Qual è il vero freno all'approvazione: politico, sociale, religioso?
«E' principalmente un problema politico. Sono passati 40 anni da quando Loris Fortuna ha presentato la prima legge, e da allora non è stato fatto alcun passo avanti». 

Il sentimento religioso e la chiesa quanto hanno inciso?
«Certamente parecchio, ma ora i tempi sono cambiati. Prima la Chiesa aveva un forte peso sulla politica. Ora Papa Francesco, pur ribadendo la sua contrarietà all'eutanasia, non interviene sui partiti e sulle loro decisioni. E ci sarebbe anche la maggioranza in Parlamento, ma alla fine il momento per approvare la legge non sembra mai buono, e intanto gli anni passano».

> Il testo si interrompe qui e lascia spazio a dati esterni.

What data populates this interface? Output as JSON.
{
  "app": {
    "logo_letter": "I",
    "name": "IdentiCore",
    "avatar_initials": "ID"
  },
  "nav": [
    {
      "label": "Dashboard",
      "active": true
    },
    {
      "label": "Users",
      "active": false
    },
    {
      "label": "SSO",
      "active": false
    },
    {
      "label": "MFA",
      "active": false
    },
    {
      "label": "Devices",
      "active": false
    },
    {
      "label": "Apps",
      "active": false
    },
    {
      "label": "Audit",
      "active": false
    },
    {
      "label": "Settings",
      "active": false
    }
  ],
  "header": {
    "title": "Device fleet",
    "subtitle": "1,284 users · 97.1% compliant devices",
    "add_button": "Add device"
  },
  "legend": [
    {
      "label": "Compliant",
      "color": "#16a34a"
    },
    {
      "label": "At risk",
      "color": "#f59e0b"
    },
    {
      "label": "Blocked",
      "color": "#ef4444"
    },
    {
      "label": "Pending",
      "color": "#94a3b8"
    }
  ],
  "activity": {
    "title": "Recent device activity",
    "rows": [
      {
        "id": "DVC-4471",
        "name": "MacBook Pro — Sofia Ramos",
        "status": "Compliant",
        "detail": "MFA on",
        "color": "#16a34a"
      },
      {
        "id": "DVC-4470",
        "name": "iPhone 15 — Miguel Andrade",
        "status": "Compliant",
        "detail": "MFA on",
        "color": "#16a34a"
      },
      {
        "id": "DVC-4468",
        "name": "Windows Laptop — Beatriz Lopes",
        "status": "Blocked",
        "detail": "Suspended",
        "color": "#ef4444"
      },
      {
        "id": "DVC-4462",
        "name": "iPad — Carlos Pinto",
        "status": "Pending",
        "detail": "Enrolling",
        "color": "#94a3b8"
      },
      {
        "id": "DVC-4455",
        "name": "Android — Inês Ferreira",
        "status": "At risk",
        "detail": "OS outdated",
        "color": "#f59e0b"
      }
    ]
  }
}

Un aiuto sembra arrivare dai Tribunali. Sia nel caso di Welby che in quello della Englaro, i giudici hanno scelto di non procedere con le contestazioni penali, è stato un modo per lavarsene le mani?
«No, è solo perché non c'è chiarezza sulla questione. E non essendoci una regolamentazione, la giurisprudenza è stata favorevole. L'unico atteggiamento che ha la politica italiana è quello del silenzio. Non c'è stata risposta anche ai tre video che Fabiano aveva inviato al Parlamento e al presidente della Repubblica. Questa situazione è intollerabile. Nei prossimi giorni ci sarà una riunione dei capigruppo e ancora una volta tutto verrà rinviato».

Cappato, c'è poi l'elemento personale e umano. Come ha vissuto la vicenda di dj Fabo e quella, prima di lui, di un'altra persona che aveva scelto di morire e che ha accompagnato in Svizzera?
«Io penso che se non ci fosse una volontà reiterata, un desiderio certo, non sarebbe qualcosa di sostenibile. Ma se la persona lo chiede in tutti i modi, lo ripete, ritengo doveroso dargli una mano. Fabiano rendendo pubblica la sua storia, ha fornito un enorme aiuto al paese per riflettere. Non pensiamo assolutamente che lui debba essere un modello, ma ognuno deve poter essere libero di scegliere di vivere, così come di morire».